Insert joke about missing 10mm sockets here. No one will ever complain about having too many socket sets. Inevitably, the one they have will already be mismatched or incomplete. This socket set is designed to help remove nuts and bolts in tight spaces and will make any at-home mechanic happy by increasing the number of sockets at their disposal.
This is one of those tools that many people avoid buying on their own in favor of spending the money on ‘more immediate’ tool needs because it isn’t something you absolutely have to own in order to service your brake fluid. It does, however, give you the ability to do it quickly and effectively on your own. That is the big kicker, right there, as ordinarily brake bleeding is a two-man job where you have to fight over who is going to lay on the ground and have brake fluid splashed all over them and who gets to just sit in the car and pump the pedal. Absolve any future arguments in your driveway with a brake bleeder tool and watch as their brakes bleed themselves while you all stand back and enjoy a warm (or cold) beverage.
Unless you have a lift at your house, any work on your car that requires lifting it in the air requires a jack and jack stands to safely perform the service. No one has ‘too many jack stands.’ While they aren’t that exciting, having spare jack stands floating around are often better than not having spares. These are a must for any garage.
This one is more expensive but fairly self-explanatory. The difference between enjoying working on your car and cursing every second often comes down to the tools you use. Heavy jacks with poor casters that don’t fit under lowered vehicles make me want to do things I can’t write about without being sent to a company-ordered psych evaluation. Even if they already have a jack, owning two low-profile jacks definitely comes in handy, as some jobs at home are assisted by using the jack to lift up suspension parts. Having multiple jacks is always a good call.
There is a growing trend in the auto industry where manufacturers are using fewer standard nuts and bolts and instead favoring fasteners with Torx heads or other less common variants. This makes working on cars a headache because you have to buy new tools. The Specialty Bit Kit is 100 bits with Torx and other security fastener heads that will allow your favorite enthusiast to knock out that DIY job. This kit is ideal for anyone who has not yet justified the purchase but has complained about needing new sockets and bits to work on their car.
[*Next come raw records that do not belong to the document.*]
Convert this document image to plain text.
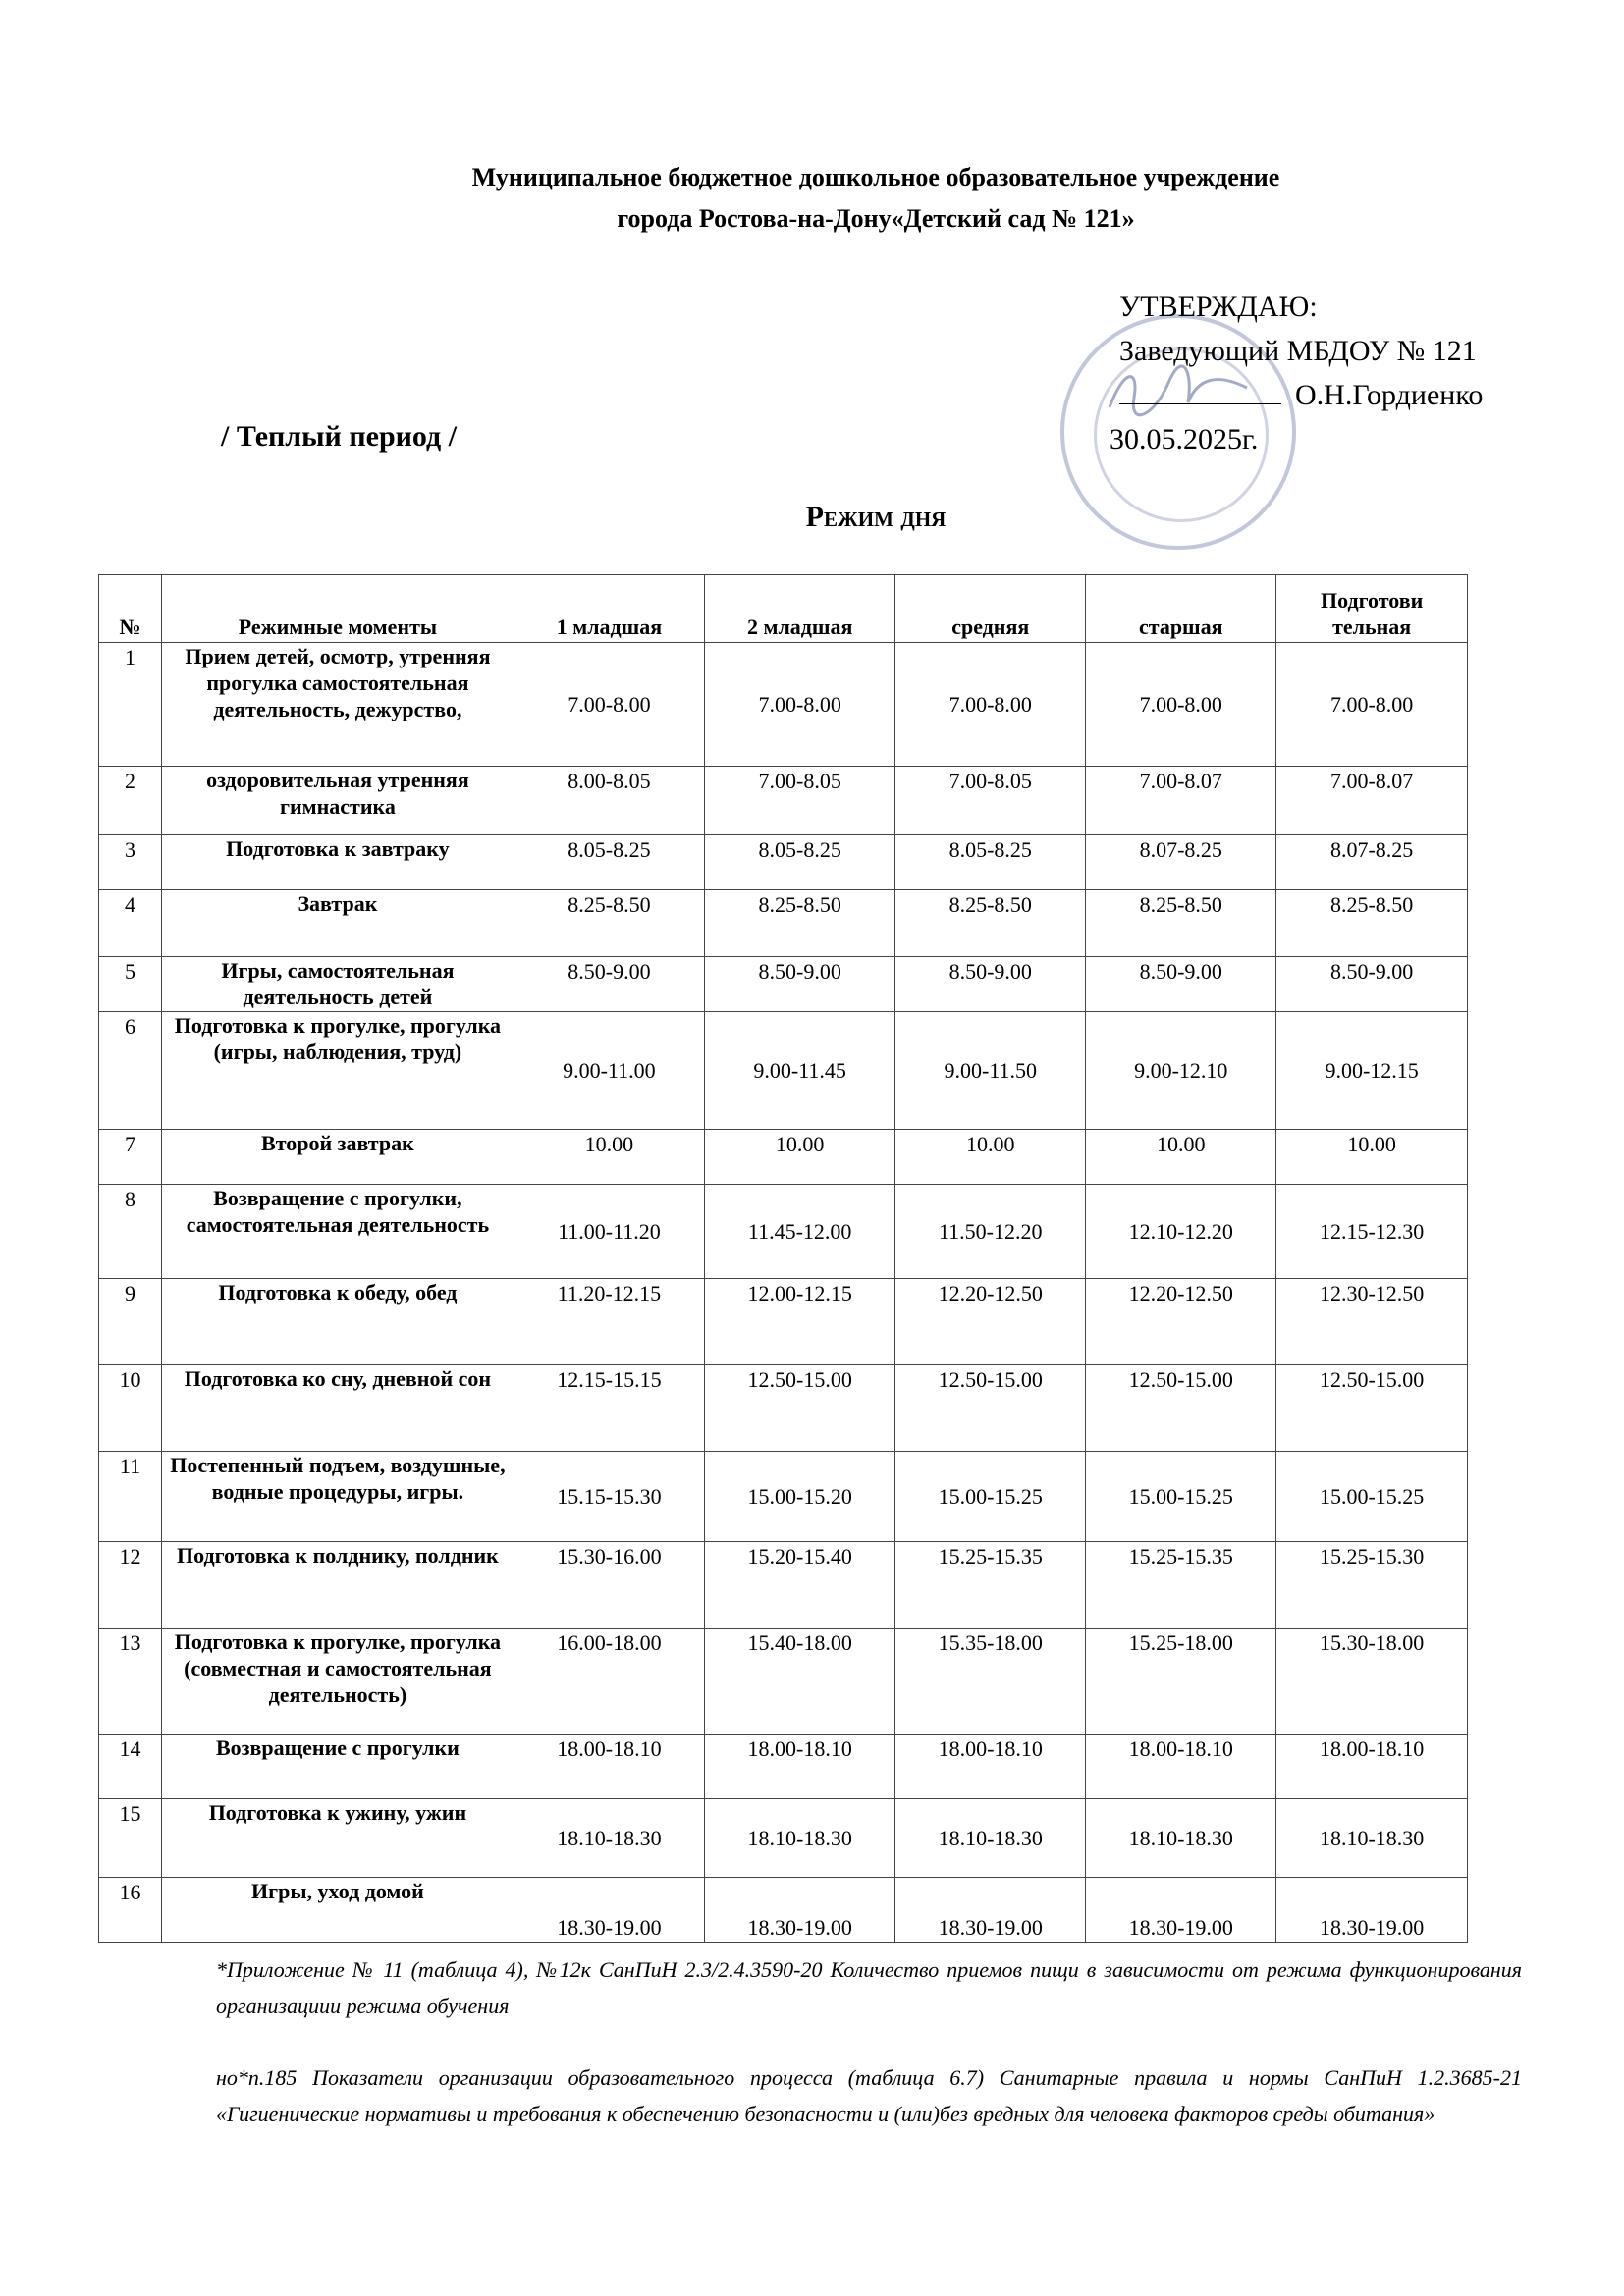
Муниципальное бюджетное дошкольное образовательное учреждение
города Ростова-на-Дону«Детский сад № 121»
УТВЕРЖДАЮ:
Заведующий МБДОУ № 121
О.Н.Гордиенко
30.05.2025г.
/ Теплый период /
Режим дня
№	Режимные моменты	1 младшая	2 младшая	средняя	старшая	Подготови тельная
1	Прием детей, осмотр, утренняя прогулка самостоятельная деятельность, дежурство,	7.00-8.00	7.00-8.00	7.00-8.00	7.00-8.00	7.00-8.00
2	оздоровительная утренняя гимнастика	8.00-8.05	7.00-8.05	7.00-8.05	7.00-8.07	7.00-8.07
3	Подготовка к завтраку	8.05-8.25	8.05-8.25	8.05-8.25	8.07-8.25	8.07-8.25
4	Завтрак	8.25-8.50	8.25-8.50	8.25-8.50	8.25-8.50	8.25-8.50
5	Игры, самостоятельная деятельность детей	8.50-9.00	8.50-9.00	8.50-9.00	8.50-9.00	8.50-9.00
6	Подготовка к прогулке, прогулка (игры, наблюдения, труд)	9.00-11.00	9.00-11.45	9.00-11.50	9.00-12.10	9.00-12.15
7	Второй завтрак	10.00	10.00	10.00	10.00	10.00
8	Возвращение с прогулки, самостоятельная деятельность	11.00-11.20	11.45-12.00	11.50-12.20	12.10-12.20	12.15-12.30
9	Подготовка к обеду, обед	11.20-12.15	12.00-12.15	12.20-12.50	12.20-12.50	12.30-12.50
10	Подготовка ко сну, дневной сон	12.15-15.15	12.50-15.00	12.50-15.00	12.50-15.00	12.50-15.00
11	Постепенный подъем, воздушные, водные процедуры, игры.	15.15-15.30	15.00-15.20	15.00-15.25	15.00-15.25	15.00-15.25
12	Подготовка к полднику, полдник	15.30-16.00	15.20-15.40	15.25-15.35	15.25-15.35	15.25-15.30
13	Подготовка к прогулке, прогулка (совместная и самостоятельная деятельность)	16.00-18.00	15.40-18.00	15.35-18.00	15.25-18.00	15.30-18.00
14	Возвращение с прогулки	18.00-18.10	18.00-18.10	18.00-18.10	18.00-18.10	18.00-18.10
15	Подготовка к ужину, ужин	18.10-18.30	18.10-18.30	18.10-18.30	18.10-18.30	18.10-18.30
16	Игры, уход домой	18.30-19.00	18.30-19.00	18.30-19.00	18.30-19.00	18.30-19.00
*Приложение № 11 (таблица 4), №12к СанПиН 2.3/2.4.3590-20 Количество приемов пищи в зависимости от режима функционирования организациии режима обучения
но*п.185 Показатели организации образовательного процесса (таблица 6.7) Санитарные правила и нормы СанПиН 1.2.3685-21 «Гигиенические нормативы и требования к обеспечению безопасности и (или)без вредных для человека факторов среды обитания»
Lastly, this is an easy essential gift for which any enthusiast will thank you. On most European cars, the wheels are secured with lug bolts that thread into the wheel hub. This means any time you want to remove a wheel and then put it back on, you have to balance it on your shins while you sit on the ground and try to get the bolt holes to line up without spinning the hub. The wheel hanger quickly threads into the wheel hub and allows you to easily line up the wheel and hang it on the hanger while you thread in the rest of your lugs. No balancing it on your shins and no cursing your car’s manufacturer.
All these tool ideas are perfect for any enthusiast and, aside from the low-pro jack, won’t set you back more than about $50, which is good for most secret Santa gift exchanges or family functions. Instead of shuffling aimlessly through hobby stores or wondering which novelty tee-shirt that car enthusiast would want, get them something they will actually use. Tools and equipment make the best gifts and you might be able to convince them to help you do some work on your own car with those brand new tools courtesy of someone who showed a bit of forethought with their purchase rather than acting out of zombie-like obligation.